Prevalence of HCM (positive phenotype or gene carrier) in the adult general population is 1:200 (1).
Etiology and Pathophysiology
- ≥1 region of LV wall are thickened: classically at the basal anterior septum but may involve posterior septum or LV free wall and apex
- Hypertrophy develops usually in adolescence, with an average 100% increase in LV mass.
- Systolic anterior motion (SAM) of the mitral valve
- Mitral valve abnormalities are primary manifestations of HCM: One or both leaflets may be elongated.
- SAM is the abrupt motion of the mitral valve leaflet toward the septum, which creates dynamic LVOT obstruction in contact with the septum.
- Caused by drag effect of the high-velocity jet caused by ejection through a narrowed LVOT and/or a Venturi phenomenon
- Disorganized myocardial architecture
- Myocytes and myofilaments are laid down in disorganized pattern, with increased matrix components causing myocyte disarray.
- Microvascular disease leads to ischemia and replacement fibrosis.
- Diastolic dysfunction
- Result of reduced ventricular compliance; contributes predominantly to the symptoms of heart failure, such as dyspnea
- Inherited as a mendelian autosomal dominant trait with >50% penetrance and variable expressivity
- 11 sarcomeric gene mutations are known, including, among others, β-myosin heavy chain, myosin-binding protein C, and troponins I and T.
Risk factors for SCD in patients with IHSS include the following (2):
- A prior history of cardiac arrest or spontaneous sustained ventricular tachycardia (VT)
- Family history of premature SCD (especially in first-degree relative[s])
- Unexplained syncope
- Extreme LVH measuring >30 mm
- Hypotensive response to exercise: inability to increase by at least 20 mm Hg or a drop of at least 20 mm Hg
- Nonsustained VT during Holter monitoring
- Other factors that may indicate increased risk are LVOT obstruction (resting gradient >30 mm Hg), LV apical aneurysm, high-risk mutation, delayed enhancement on cardiac MRI.

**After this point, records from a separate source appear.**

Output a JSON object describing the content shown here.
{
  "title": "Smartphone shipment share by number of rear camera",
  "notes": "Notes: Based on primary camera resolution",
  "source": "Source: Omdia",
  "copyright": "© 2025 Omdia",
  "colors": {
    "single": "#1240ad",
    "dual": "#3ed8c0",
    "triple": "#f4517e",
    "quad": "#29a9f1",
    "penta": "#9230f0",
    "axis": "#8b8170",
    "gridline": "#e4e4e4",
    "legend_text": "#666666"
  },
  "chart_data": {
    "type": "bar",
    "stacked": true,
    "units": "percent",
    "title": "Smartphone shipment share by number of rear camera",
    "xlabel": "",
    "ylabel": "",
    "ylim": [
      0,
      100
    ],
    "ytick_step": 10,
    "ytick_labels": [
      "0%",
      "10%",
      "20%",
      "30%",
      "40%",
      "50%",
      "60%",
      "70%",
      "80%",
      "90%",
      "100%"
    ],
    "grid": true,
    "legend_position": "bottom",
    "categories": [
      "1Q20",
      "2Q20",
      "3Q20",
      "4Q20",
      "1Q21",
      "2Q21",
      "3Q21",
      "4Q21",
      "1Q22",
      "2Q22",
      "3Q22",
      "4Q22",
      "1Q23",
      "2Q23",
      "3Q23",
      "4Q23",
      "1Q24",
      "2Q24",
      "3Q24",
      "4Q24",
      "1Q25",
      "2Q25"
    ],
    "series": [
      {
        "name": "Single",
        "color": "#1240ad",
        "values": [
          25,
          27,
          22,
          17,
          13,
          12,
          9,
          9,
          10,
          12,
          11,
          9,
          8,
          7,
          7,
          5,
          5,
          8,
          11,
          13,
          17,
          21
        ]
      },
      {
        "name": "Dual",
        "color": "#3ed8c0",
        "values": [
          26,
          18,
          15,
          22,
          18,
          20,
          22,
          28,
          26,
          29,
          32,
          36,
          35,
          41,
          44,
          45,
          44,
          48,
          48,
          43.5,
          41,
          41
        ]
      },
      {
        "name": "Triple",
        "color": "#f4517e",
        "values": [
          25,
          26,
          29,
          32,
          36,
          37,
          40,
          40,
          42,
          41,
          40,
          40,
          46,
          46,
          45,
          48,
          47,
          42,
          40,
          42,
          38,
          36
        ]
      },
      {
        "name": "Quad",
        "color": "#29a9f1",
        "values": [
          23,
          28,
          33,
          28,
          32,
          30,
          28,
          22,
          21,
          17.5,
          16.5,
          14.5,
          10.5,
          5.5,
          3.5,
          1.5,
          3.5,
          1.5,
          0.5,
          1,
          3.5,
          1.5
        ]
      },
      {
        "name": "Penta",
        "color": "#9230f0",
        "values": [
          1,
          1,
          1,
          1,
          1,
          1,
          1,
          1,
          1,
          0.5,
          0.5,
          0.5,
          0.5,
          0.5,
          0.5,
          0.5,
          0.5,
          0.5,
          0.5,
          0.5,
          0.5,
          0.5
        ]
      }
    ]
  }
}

- A predicted risk ≥6% using a novel risk prediction model is classified as high risk by European Society of Cardiology (3).
- Avoid strenuous exercise (particularly involving burst exertion) and heavy lifting (induces Valsalva maneuver).
- Maintain hydration to avoid volume depletion.
- Avoid alcohol.
- Certain drugs, such as nitrates, digoxin, β-agonists, vasodilators, and diuretics, are best avoided, particularly in the presence of increased LVOT gradient.
- Implantable cardioverter-defibrillator (ICD) is recommended for patients at high risk for SCD (3)[B],(4)[C].